Adam Kessel recently commented in his blog about how MSN found his 'hidden' domain. Adam appears to think that by not spreading a URL of a webserver, he can hide the site from search engines.
As Google explains, however, hiding a site in such a way is plainly impossible.
That being said, of course MSN should honour robots.txt... if it really is MSN. Adam doesn't provide the IP address of the robot that crawled his 'hidden' webserver; but of course, if he runs whois <IP address of the bot requesting the page>, he can easily figure that out... and complain if required.
Fri, 11 Mar 2005
Printing
Lars blogged about printers, mainly about how he's dissatisfied with the current state of affairs. I agree that a state of affairs as he describes it would suck. Luckily, reality is a bit better :-)

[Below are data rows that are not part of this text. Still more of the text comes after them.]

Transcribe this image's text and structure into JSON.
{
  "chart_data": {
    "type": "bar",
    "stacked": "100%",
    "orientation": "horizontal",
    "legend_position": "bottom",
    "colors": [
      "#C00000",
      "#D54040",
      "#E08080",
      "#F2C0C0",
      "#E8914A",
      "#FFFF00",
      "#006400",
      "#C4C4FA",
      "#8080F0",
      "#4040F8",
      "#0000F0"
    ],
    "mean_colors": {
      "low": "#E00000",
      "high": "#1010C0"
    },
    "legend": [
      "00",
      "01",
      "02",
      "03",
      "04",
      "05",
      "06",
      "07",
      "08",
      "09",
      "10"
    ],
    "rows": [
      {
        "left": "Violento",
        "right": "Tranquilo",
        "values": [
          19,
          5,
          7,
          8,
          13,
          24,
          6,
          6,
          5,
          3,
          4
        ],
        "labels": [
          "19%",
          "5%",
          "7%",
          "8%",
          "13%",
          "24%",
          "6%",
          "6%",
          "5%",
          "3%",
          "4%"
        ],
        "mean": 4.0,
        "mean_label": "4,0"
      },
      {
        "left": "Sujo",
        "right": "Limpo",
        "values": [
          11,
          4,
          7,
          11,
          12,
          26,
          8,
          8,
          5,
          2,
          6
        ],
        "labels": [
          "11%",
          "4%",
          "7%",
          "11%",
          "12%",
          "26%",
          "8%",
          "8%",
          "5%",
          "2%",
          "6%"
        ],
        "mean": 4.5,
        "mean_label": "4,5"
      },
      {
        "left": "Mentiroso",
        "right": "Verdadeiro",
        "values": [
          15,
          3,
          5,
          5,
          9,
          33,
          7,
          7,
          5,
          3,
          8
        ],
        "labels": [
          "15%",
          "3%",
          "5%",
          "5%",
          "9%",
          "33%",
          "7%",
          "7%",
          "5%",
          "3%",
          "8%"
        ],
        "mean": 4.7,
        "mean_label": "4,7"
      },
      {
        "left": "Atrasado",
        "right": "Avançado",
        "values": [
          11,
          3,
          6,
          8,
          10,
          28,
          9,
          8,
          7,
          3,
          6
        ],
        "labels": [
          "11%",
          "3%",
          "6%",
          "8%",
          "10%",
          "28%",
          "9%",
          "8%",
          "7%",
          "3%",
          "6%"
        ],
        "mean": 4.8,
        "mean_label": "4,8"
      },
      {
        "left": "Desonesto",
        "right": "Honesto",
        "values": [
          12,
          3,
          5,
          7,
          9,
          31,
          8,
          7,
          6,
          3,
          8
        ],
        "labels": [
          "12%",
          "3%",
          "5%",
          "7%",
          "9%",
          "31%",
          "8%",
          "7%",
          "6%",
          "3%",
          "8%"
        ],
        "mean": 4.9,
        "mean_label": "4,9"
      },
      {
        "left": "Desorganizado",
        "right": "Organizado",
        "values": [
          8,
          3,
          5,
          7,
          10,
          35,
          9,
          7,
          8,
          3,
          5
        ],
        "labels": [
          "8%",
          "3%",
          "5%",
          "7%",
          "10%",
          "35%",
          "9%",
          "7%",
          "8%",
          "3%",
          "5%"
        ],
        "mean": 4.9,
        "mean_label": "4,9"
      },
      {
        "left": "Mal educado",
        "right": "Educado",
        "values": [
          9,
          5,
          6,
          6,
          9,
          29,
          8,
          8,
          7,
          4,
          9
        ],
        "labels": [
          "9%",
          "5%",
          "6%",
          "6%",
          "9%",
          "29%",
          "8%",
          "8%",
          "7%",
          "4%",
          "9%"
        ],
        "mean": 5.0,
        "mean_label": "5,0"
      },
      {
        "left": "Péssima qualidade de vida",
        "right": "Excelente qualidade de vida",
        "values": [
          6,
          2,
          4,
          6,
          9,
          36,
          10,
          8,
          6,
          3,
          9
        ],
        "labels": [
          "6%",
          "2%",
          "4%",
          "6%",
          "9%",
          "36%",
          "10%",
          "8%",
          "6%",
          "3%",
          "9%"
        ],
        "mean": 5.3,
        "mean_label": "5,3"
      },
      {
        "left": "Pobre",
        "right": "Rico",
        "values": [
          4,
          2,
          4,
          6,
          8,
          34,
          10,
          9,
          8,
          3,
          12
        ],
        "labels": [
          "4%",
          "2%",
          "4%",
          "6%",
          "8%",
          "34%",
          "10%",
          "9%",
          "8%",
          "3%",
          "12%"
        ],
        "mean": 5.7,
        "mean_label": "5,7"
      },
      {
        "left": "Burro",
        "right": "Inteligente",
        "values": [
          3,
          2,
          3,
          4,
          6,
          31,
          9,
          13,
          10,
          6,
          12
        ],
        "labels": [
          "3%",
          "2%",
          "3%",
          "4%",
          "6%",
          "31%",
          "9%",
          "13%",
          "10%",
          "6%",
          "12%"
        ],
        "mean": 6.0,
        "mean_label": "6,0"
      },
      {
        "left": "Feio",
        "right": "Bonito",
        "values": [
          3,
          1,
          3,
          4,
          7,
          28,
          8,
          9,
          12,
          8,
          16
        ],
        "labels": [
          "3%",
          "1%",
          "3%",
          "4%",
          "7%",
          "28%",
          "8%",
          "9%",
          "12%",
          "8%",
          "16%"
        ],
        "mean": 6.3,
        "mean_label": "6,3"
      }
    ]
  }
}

You really should try installing CUPS, and the foomatic-filters-ppds package1. Once that is done, edit /etc/cups/cupsd.conf on any machine having a printer connected to it, and find the option "BrowseAddress". Enable it (there are enough comments in the file explaining you how to do that; make sure it doesn't send out stuff to machines on other networks). Once you restart cupsd, it will start to broadcast a list of printers available to it, and other machines in the network also running cupsd will pick it up (unless you disabled browsing on those machines) and make the printers available to the local system.
Using this setup, I do not have to reconfigure my laptop every time I want to print; both at home and at the office, I have systems broadcasting their printers; and all applications that directly support CUPS (rather than using lpr) will show me a list of printers available on the network. So, the network part of Lars' problems are already solved.
That leaves the manual setup of printer queues. Cups allows you to do this via an easy web interface (which, by default, only listens on localhost), but there are other options. Unfortunately, though, I don't think it's possible (yet) to make it as easy as Lars would want. But it's not as if it's hard...
1based on the views expressed in that packages' description, one could say that the maintainer of said package would probably disagree; but I find it much easier to just install a full list of prebuilt files rather than having to manually run foomatic-ppdfile and having to remember where to put the file.
Mon, 07 Mar 2005
NM graphs
Christoph Berg created some NM graphs, but has a problem with one of them where stuff overlaps too much.
I don't know neato at all, but I do know that there is a tool called 'springgraph', which supports a subset of neato syntax. Not much, but I think enough for the graphs he's using; and since springgraph calculates node distances dynamically, using an algorithm based on the number of connections, it might solve his problem.